LOWER EAST SIDE — Mayor Bill de Blasio said he supports the police practice of vertical patrols in public housing despite the risks.
Two NYPD officers were recently shot on one such patrol in The Bronx, and a jury Thursday convicted rookie officer Peter Liang of manslaughter for shooting and killing unarmed Akai Gurley during another patrol in 2014.
"Vertical patrols are necessary as part of keeping our public housing residents safe but we have to work constantly to do them the right way," de Blasio said Friday at an unrelated press conference. "And that means in a way that's respectful to the residents of that development, in a way that is communicative and understands the needs of the people in the development."
There is a growing sentiment that the patrols, where officers start on the roof and walk the stairwells of public housing and other buildings with a history of violence, should cease.
Gurley's family called for the NYPD to "permanently end all vertical patrols" in a letter Friday.
"We want justice beyond the courtroom. We want policy changes within the NYPD, to end the violence that police officers routinely inflict on our communities," Gurley's family wrote.
The Rev. Al Sharpton also questioned the use of the technique.
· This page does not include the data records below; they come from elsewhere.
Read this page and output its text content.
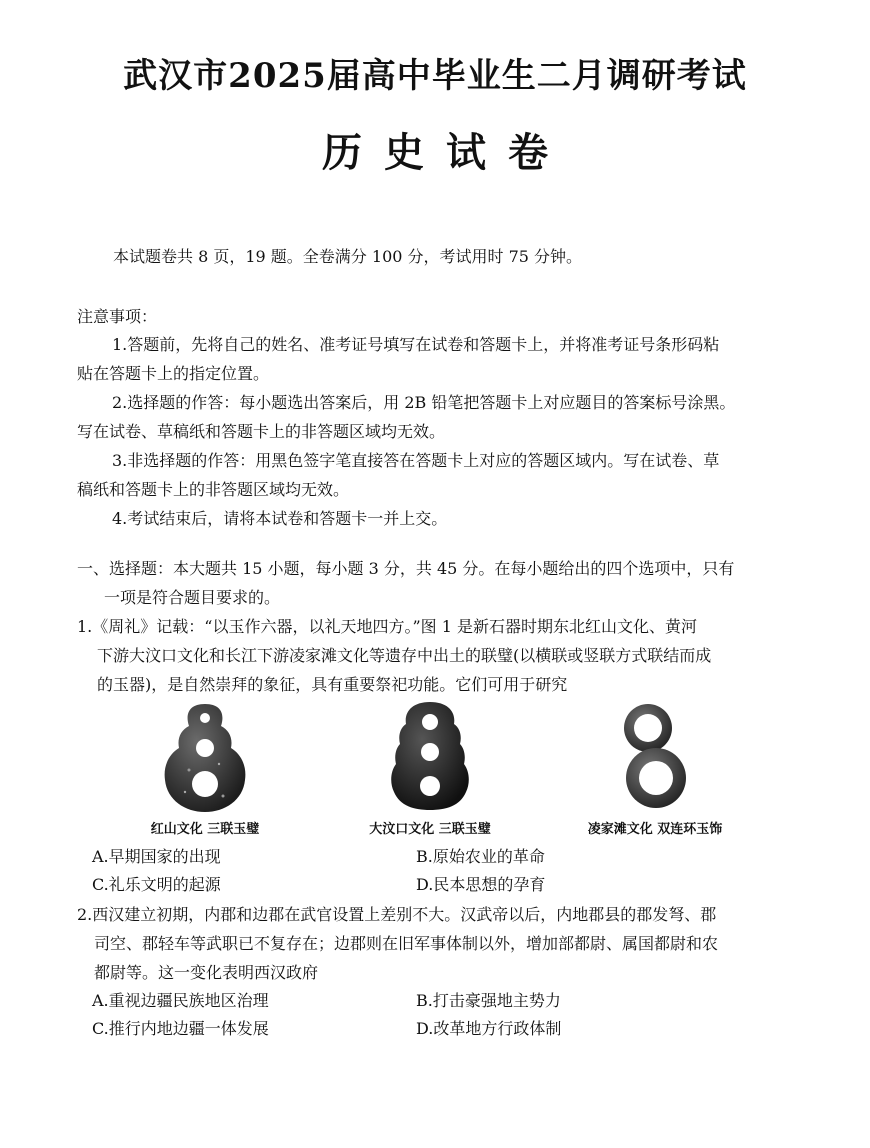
武汉市2025届高中毕业生二月调研考试
历史试卷
本试题卷共 8 页，19 题。全卷满分 100 分，考试用时 75 分钟。
注意事项：
1.答题前，先将自己的姓名、准考证号填写在试卷和答题卡上，并将准考证号条形码粘
贴在答题卡上的指定位置。
2.选择题的作答：每小题选出答案后，用 2B 铅笔把答题卡上对应题目的答案标号涂黑。
写在试卷、草稿纸和答题卡上的非答题区域均无效。
3.非选择题的作答：用黑色签字笔直接答在答题卡上对应的答题区域内。写在试卷、草
稿纸和答题卡上的非答题区域均无效。
4.考试结束后，请将本试卷和答题卡一并上交。
一、选择题：本大题共 15 小题，每小题 3 分，共 45 分。在每小题给出的四个选项中，只有
一项是符合题目要求的。
1.《周礼》记载：“以玉作六器，以礼天地四方。”图 1 是新石器时期东北红山文化、黄河
下游大汶口文化和长江下游凌家滩文化等遗存中出土的联璧(以横联或竖联方式联结而成
的玉器)，是自然崇拜的象征，具有重要祭祀功能。它们可用于研究
红山文化 三联玉璧	大汶口文化 三联玉璧	凌家滩文化 双连环玉饰
A.早期国家的出现	B.原始农业的革命
C.礼乐文明的起源	D.民本思想的孕育
2.西汉建立初期，内郡和边郡在武官设置上差别不大。汉武帝以后，内地郡县的郡发弩、郡
司空、郡轻车等武职已不复存在；边郡则在旧军事体制以外，增加部都尉、属国都尉和农
都尉等。这一变化表明西汉政府
A.重视边疆民族地区治理	B.打击豪强地主势力
C.推行内地边疆一体发展	D.改革地方行政体制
"It is clear that Peter Liang should never have had his gun out, he should never have been in that stairwell, and that we must look closely at so-called vertical patrols in public housing — a tactic that is far too similar to Stop-and-Frisk," Sharpton said in a statement.
De Blasio defended the tactic even when asked about the dangers officers face in conducting them.
"Every police officer knows there are dangers. And I admire each and every one of them for doing such important work in the face of those dangers," the mayor said.
"We have to be in our public housing developments to protect people, there's no question about it. But what we're doing now is making sure our officers have a lot of training, a lot of support."
Pat Lynch, president of the Patrolmen's Benevolent Association, has said "there is nothing routine" about vertical patrols.
"Encountering a perp with a gun is all too common during vertical patrol and it’s the reason that our members, like police officer Peter Liang, have weapons drawn while performing this job," Lynch said in a statement following the shooting of officers Patrick Espeut, 29, and Diara Cruz, 24, during a vertical patrol at Melrose Houses in The Bronx.
Liang's conviction will have "a chilling effect on police officers across the city because it criminalizes a tragic accident," Lynch said.
The mayor disagreed with that sentiment.
"I don't believe it will have a chilling effect," he said. "I think our officers are focused and doing their jobs well."